The study addresses the central barrier to SIGS against P. infestans: poor pathogen uptake of dsRNA. By employing an SPc nanocarrier, dsRNA stability against nucleases and efficient intracellular delivery into both oomycete and plant cells were achieved, translating to robust gene silencing of key infection determinants (PiHmp1 and PiCut3) and prolonged protection on leaves. Incorporating a plant elicitor (cellobiose) into the same nanoplatform further enhanced systemic defense through elevated endocytosis and strong up‑regulation of defense genes and phytoalexin pathways. This dual mechanism—pathogen gene suppression and host defense amplification—yielded additive protection in greenhouse assays and superior control under field conditions compared to a widely used synthetic fungicide. The bacterial co‑expression system for dsRNA provided a practical, scalable, and cost‑effective production route, supporting field deployment. Overall, the results validate a nano‑enabled, multicomponent co‑delivery strategy as a green, effective alternative for managing late blight and potentially other plant diseases.

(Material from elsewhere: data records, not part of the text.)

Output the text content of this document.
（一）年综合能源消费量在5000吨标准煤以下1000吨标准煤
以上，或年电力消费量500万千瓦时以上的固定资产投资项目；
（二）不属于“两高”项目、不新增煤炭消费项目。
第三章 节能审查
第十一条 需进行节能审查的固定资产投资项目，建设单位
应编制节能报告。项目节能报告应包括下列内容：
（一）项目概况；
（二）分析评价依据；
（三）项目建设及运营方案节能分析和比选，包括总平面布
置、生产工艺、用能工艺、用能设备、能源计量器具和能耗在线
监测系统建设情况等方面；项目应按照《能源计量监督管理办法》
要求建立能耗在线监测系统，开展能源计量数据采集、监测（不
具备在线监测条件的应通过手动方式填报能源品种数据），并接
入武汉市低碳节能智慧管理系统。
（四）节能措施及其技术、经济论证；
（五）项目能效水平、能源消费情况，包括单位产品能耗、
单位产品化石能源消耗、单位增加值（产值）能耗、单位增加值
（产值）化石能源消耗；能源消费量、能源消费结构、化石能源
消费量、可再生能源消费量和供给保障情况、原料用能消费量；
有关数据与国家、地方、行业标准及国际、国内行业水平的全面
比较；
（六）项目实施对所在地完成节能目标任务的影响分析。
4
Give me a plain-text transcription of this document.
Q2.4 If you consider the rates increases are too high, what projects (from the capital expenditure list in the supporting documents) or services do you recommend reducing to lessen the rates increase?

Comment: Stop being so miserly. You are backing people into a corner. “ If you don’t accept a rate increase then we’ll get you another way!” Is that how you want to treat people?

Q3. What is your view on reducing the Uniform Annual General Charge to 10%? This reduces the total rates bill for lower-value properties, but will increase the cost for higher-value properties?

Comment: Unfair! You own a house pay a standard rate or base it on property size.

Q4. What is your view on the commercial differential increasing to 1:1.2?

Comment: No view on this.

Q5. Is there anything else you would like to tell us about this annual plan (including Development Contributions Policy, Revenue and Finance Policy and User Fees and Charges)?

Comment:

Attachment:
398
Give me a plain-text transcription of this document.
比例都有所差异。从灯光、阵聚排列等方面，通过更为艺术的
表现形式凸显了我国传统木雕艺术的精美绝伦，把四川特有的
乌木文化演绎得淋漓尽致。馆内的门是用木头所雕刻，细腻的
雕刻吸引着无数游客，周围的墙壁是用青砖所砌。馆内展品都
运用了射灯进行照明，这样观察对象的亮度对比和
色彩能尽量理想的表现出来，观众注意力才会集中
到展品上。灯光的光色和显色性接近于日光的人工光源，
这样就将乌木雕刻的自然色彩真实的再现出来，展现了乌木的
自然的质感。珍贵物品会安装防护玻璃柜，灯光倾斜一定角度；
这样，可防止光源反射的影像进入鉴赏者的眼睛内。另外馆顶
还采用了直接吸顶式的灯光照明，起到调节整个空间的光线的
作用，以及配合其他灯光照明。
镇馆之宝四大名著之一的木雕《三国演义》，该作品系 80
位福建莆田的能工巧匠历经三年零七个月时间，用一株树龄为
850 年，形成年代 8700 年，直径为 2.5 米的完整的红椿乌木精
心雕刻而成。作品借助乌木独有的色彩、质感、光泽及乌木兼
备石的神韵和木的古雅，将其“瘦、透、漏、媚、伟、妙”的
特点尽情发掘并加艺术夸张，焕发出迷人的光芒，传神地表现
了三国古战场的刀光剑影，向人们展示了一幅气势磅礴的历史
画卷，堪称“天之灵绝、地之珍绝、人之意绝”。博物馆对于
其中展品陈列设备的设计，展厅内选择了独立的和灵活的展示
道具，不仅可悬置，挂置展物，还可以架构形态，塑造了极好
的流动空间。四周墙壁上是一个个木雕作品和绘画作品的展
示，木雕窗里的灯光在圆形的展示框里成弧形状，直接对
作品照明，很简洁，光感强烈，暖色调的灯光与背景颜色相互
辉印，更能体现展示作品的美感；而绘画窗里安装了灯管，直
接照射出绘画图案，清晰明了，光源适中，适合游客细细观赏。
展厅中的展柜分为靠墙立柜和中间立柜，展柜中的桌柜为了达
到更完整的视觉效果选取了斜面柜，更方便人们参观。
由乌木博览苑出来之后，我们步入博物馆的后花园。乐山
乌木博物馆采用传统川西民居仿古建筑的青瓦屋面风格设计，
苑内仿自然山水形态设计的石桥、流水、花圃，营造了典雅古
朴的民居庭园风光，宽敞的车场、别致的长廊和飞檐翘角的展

This work introduces a self‑assembled multicomponent nano‑bioprotectant that co‑delivers dsRNAs targeting P. infestans infection genes with a plant elicitor via an SPc nanocarrier. The platform overcomes dsRNA delivery and stability limitations, extends the RNAi protective window, and amplifies plant immunity, achieving greenhouse and field efficacy that surpasses a commercial fungicide. It also demonstrates a scalable, low‑cost bacterial system for dual‑target dsRNA production. The strategy offers a generalizable framework for eco‑friendly pesticide/drug design and integrated management of plant diseases and pests. Future research could expand target gene combinations, evaluate longevity and reapplication schedules under diverse agroecological conditions, assess non‑target and environmental safety profiles, and adapt the platform to other oomycetes and pathogens.